Transylvania is Siebenbürgen. I always thought this was a German enclave?

betlamed Since: Dec, 2016
Feb 2nd 2017 at 12:54:39 PM •••

"Überwald" as translation for Transsylvania... I'm from Austria. I'd much rather translate it as "Hinterwald", which MIGHT actually be where the term derived (pure speculation on my part). "Überwald" is more like Overwood, not Transwood.

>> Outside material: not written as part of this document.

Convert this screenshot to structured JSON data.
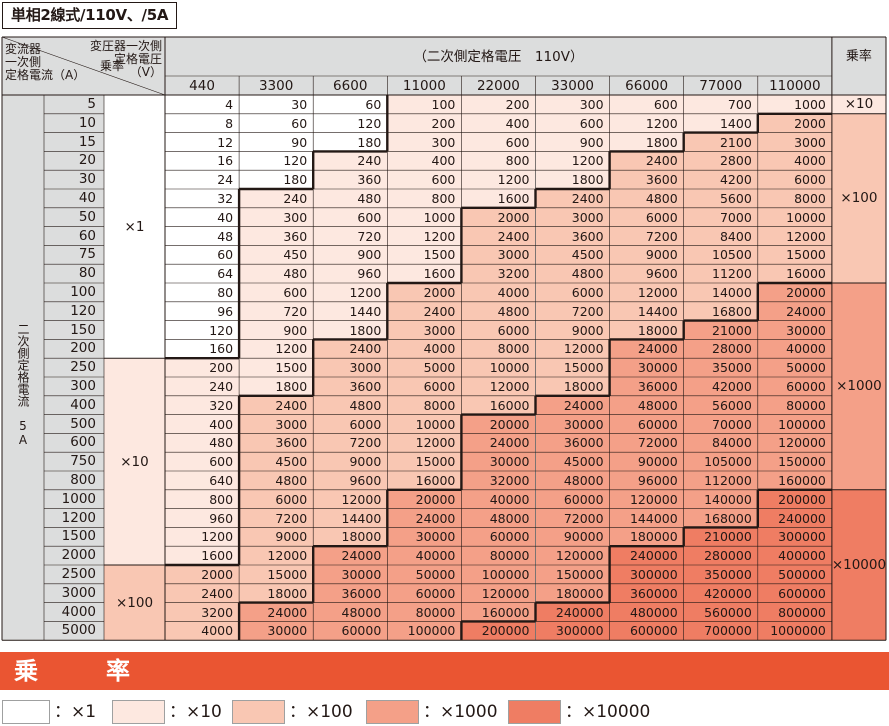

joeyjojojuniorshabadoo Since: Nov, 2010
May 19th 2011 at 9:44:25 AM •••

There was a lot of arguing under the entry for Girl Genius. None of it really looked relevant to the page, but I figured I'd post it here in case somebody felt like re-adding it in a non-Nattery fashion:

  • The castle and town Sturmhalten is presumably a mis-translation by the authors of the English Stormhold. Unfortunately the authors did not look in a dictionary, or looked up the wrong entry, because they confused the noun "(strong)hold", meaning a keep, fortress or castle, with the verb "to hold". So they arrived at "storm = sturm" and "to hold = halten", when the correct translation into German would have yielded Sturmfestung or, for a more archaic feeling, Sturmfeste. * sigh*
    • It could be a mistranslation... or perhaps they could actually mean "to hold the storm", as in to hold the power of lightning in your Sparky hand. Wouldn't surprise me either way.
      • Considering that the distinguishing feature of the town's keep is a lightning moat...
    • It could also mean "we hold the storm" or "we keep the storm" since halten is used as the conjugation for the plural first person. This makes sense given Tarvek's revelation that he is the lineal descendant of the Storm King and the current Storm King. The family's name, "Sturmvoraus", likewise means "ahead of the storm".
    • And, to take a third alternate, it could mean "to/we hold the storm" in the sense that it holds the Sturmvoraus family and their "stormy" relations-they're noted to be a particularly virulent and venomous family, and giving them a little power struggle to nurse keeps them out of everyone else's hair. Regardless of how you interpret the name, Sturmhalten certainly captures the spirit of the trope, which in Discworld is acknowledged as being, politically speaking, "not so much a country as an argument."